By Dania Sheldon
First appeared in the June 2012 edition of the Flying Shingle
If you’re reading this article, please stop for a moment, close the paper, fold it in half, and look at the size. It’s eight by 11.5 inches (20 by 29 cm); that’s 92 inches squared (580 cm2). Now imagine a hen sitting on that paper. Her average wingspan is 32 inches (81 cm). But if she’s among the 95 per cent of “laying hens” in Canada, she lives in a wire cage and never has more than the size of your newspaper on which to stand.
In fact, Canada’s standards for battery cage hens stipulate a minimum of just 432 cm2, so shrink your newspaper by 75 per cent and imagine her living on that for the 12 or so months of her miserable existence. She can’t groom herself, or flap her wings, or nest, or perch. The end of her beak has been cut off so that she and her two to five fellow hens don’t peck each other to death. Beaks have extensive nerve supplies, so debeaking isn’t like trimming your nails; it’s more like having them ripped out.

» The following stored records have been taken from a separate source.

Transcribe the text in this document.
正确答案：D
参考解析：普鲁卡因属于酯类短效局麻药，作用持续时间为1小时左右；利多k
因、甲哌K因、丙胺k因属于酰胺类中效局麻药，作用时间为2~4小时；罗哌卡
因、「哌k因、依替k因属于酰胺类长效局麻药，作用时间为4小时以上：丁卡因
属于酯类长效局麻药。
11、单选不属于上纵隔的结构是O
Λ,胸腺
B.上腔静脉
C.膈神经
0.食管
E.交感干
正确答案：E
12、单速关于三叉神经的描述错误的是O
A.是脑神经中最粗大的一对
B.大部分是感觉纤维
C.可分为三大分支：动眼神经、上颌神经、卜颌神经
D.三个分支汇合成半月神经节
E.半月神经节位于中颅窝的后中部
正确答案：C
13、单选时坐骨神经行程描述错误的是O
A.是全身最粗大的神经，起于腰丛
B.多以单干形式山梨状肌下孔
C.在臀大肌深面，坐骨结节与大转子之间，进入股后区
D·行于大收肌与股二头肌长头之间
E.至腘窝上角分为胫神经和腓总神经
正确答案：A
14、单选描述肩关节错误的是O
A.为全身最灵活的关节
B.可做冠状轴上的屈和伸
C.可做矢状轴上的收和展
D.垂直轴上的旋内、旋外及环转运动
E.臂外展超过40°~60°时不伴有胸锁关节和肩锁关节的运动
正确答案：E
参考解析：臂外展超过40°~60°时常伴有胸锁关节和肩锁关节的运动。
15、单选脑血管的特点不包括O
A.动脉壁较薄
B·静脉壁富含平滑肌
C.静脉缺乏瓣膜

This hen never leaves the cage. After producing about 320 eggs in a year, her “productivity” has usually dropped, making her less profitable. So she is pulled from her cage and stuffed in a crate for transport to a slaughtering facility. She has a one in five chance of suffering broken bones in this process, as intensive laying and an absence of exercise have made her bones weak, and there is no monetary value in treating “spent” laying hens with care.
I’m sparing you the even gorier details because I’d like you to keep reading.
So you’re in the supermarket, looking at the shelves of clean, neatly packaged eggs. You scan the prices and buy a dozen for $3.29. They’re “farm fresh”. But if the carton doesn’t say “organic” or “free range” or “free run”, you’ve just indicated that you support the treatment I’ve described.
There’s no wiggle room here. Even “free run” and “free range” chickens don’t necessarily have any more floor space than caged chickens, and producers are not required to provide the hens with nest boxes, perches, or suitable ground for dust-bathing— although some do. On Gabriola, we fortunately have the option of buying from people whose flocks we can meet. But if that choice isn’t available, the only labels that indicate a good standard of welfare for the hens are “SPCA certified” and “certified organic”.
A lot of people know about battery cages. So why are 95 per cent of Canadian egg consumers still buying into such inhumane treatment of hens?
I think most would cite cost. A dozen certified organic eggs are about $5.99–$6.99, so $2.70–$3.70 more than battery hen eggs. The cost of a large latte or a pint of beer. How good would that taste if you were drinking it next to cages of hens whose misery yields cheap eggs?